Он глубоко вздохнул и покаялся: частично, дескать, признает свою вину, готов искупить... то да сё... что-то, запинаясь, бормотал про повинную голову, которую меч не сечет, а в заключение осмелел и сообщил, что все же настоящая причина кроется в цепочке досадных случайностей, которые в конечном счете и привели к такой вшивой ситуации.
По его словам получалось вот что.
В тот злополучный день, с наступлением темноты, сразу же, как только его парни выехали на трассу, чтобы по инструкции перевезти объект для захоронения, за ними увязалась патрульная машина. Менты были московские, городские... С областными проблем бы не было. Договорились бы, сто пудов. А эти – другое дело. Правда, может, и случайно подвернулись – скорей всего так оно и было, только проверять это никому в голову не пришло, слава богу. Там отрезок трассы – в сторону Москвы всего-то километра два-три. Приняли решение не сворачивать, а дальше потянуть, проверить – отстанут ли менты? Если и не отцепятся, то в потоке, ближе к городу проще затеряться. А менты не сваливают – как пришитые! Ребята звонят ему: «Петрович, что, мол, делать?» А он им: «Действуйте по обстановке, но с ментами не базарить – шмон стопудово наведут... Лучше всего – оторваться, потом при первой возможности избавиться от груза и свалить».
– В общем, Марлен, – закончил свой живописный рассказ Матвей Петрович, – дотянули до города. Там, на светофоре удалось оторваться от патруля. Так и не поняли – хвост был или так, случайно. Но пакет сбросили прямо там, в залив. Побоялись снова из города вывозить. Концы, Марлен, в воду, теперь до весны не всплывет. Слава богу, все обошлось.
— Обошлось или нет, увидим, – произнес в задумчивости Пронькин, – а пока... х-мм… тебе будет небезынтересно узнать, что пакетик-то ваш выплыл.
— Как выплыл!? – схватился за сердце Матвей Петрович.
— А вот так. Выплыл! Кстати – и дело уже успели состряпать. А ты как думал? Что, испугался? Хорошо хоть нет у них ни хрена кроме трупа. Висяк получается, по крайней мере, на сегодняшний день. Так что пока ты загорал в командировках своих, здесь, Матвей Петрович, много воды утекло.
— Ну зачем ты так, Марленыч? Ты же знаешь как я пашу. И командировка была не на Канары, – попробовал обидеться Корунд.
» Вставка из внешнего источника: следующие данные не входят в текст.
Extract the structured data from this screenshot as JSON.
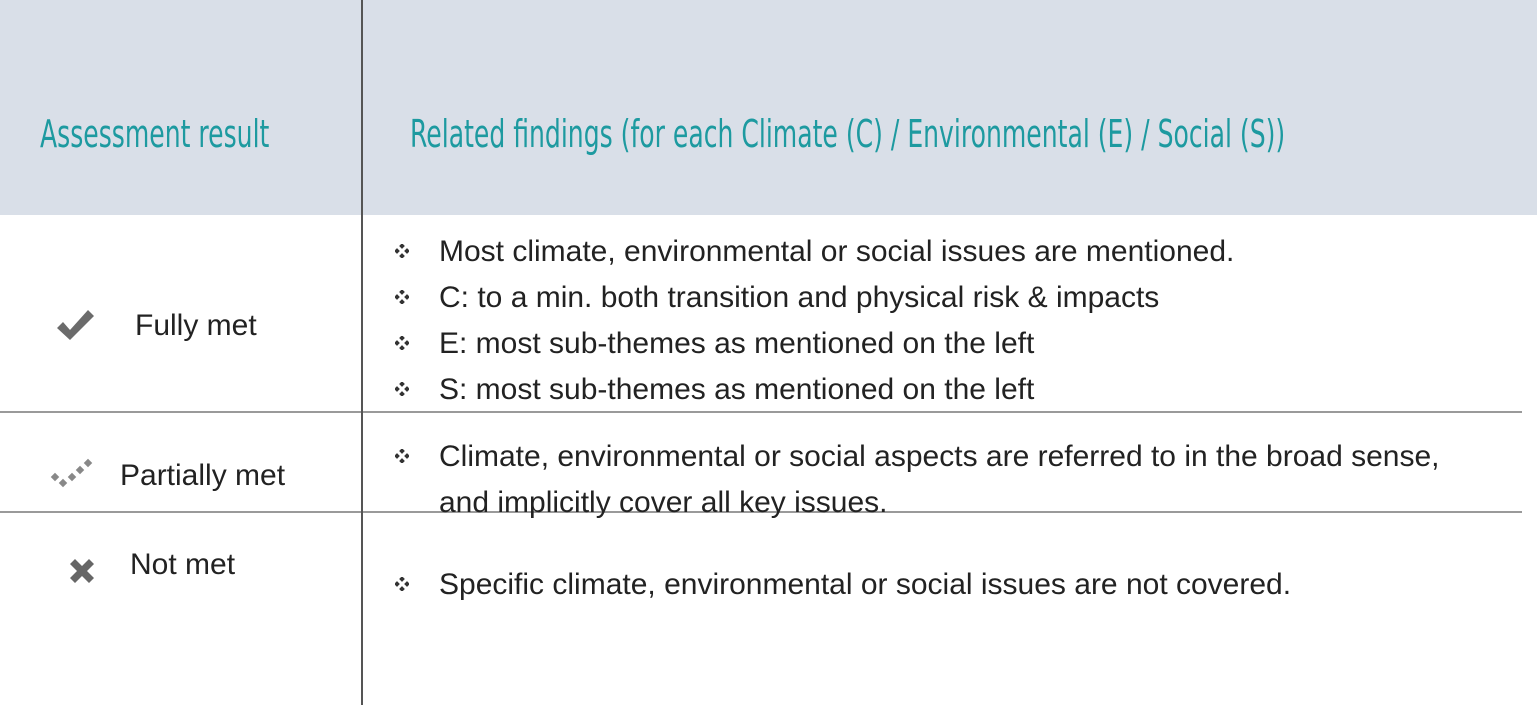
{
  "table": {
    "headers": [
      "Assessment result",
      "Related findings (for each Climate (C) /  Environmental (E) / Social (S))"
    ],
    "rows": [
      {
        "result": "Fully met",
        "findings": [
          "Most climate, environmental or social issues are mentioned.",
          "C: to a min. both transition and physical risk & impacts",
          "E: most sub-themes as mentioned on the left",
          "S: most sub-themes as mentioned on the left"
        ]
      },
      {
        "result": "Partially met",
        "findings": [
          "Climate, environmental or social aspects are referred to in the broad sense, and implicitly cover all key issues."
        ]
      },
      {
        "result": "Not met",
        "findings": [
          "Specific climate, environmental or social issues are not covered."
        ]
      }
    ]
  }
}
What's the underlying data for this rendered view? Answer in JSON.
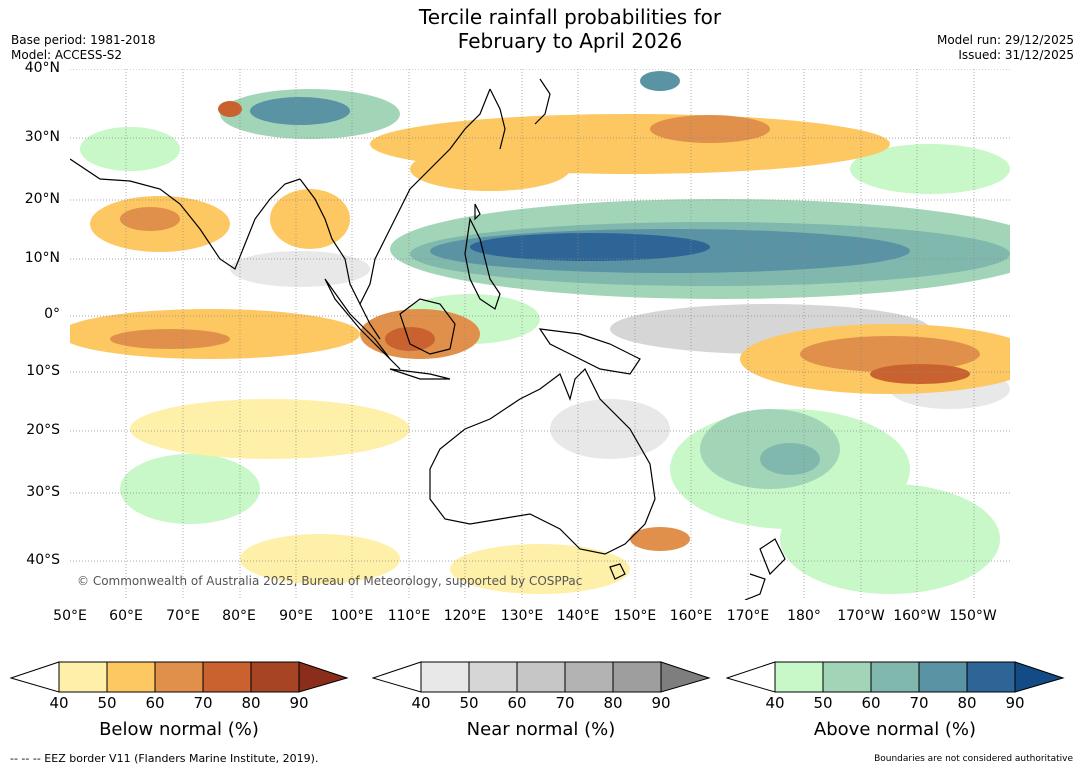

— Канары, тайга – неважно! Твой косяк – тебе и расхлебывать... Вы что с ума все посходили!? Один косяк за другим. А с антиквариатом тоже случайность?! – голос его снова стал наливаться металлом. – Не слишком ли много?
— Марлен... прости, но это как... как, – Матвей Петрович от волнения не сразу подобрал подходящее сравнение, – как метеорит на голову свалился. Кто же мог предположить, что такое может произойти.
— У тебя получается настоящий метеоритный дождь, – перебил Пронькин.
— Марлен, – начал Корунд проникновенно, – я тебе сейчас все объясню...
— Я и не сомневаюсь, объяснять ты всегда умел.
— Нет, ты выслушай... Это никакая не халатность. Ты мне веришь? Все было организовано как надо. А это... это случайность! Роковое стечение обстоятельств. Дело в том, что Костя заболел, и его подменил новичок. Нарушил инструкцию, оставил на пять минут машину без присмотра. Всего на пять минут – ты представляешь!? В центре города, на Тверской. За эти пять минут машину и обчистили. Сигнализация даже не сработала... Одно ворье! – возмущению Матвея Петровича не было предела.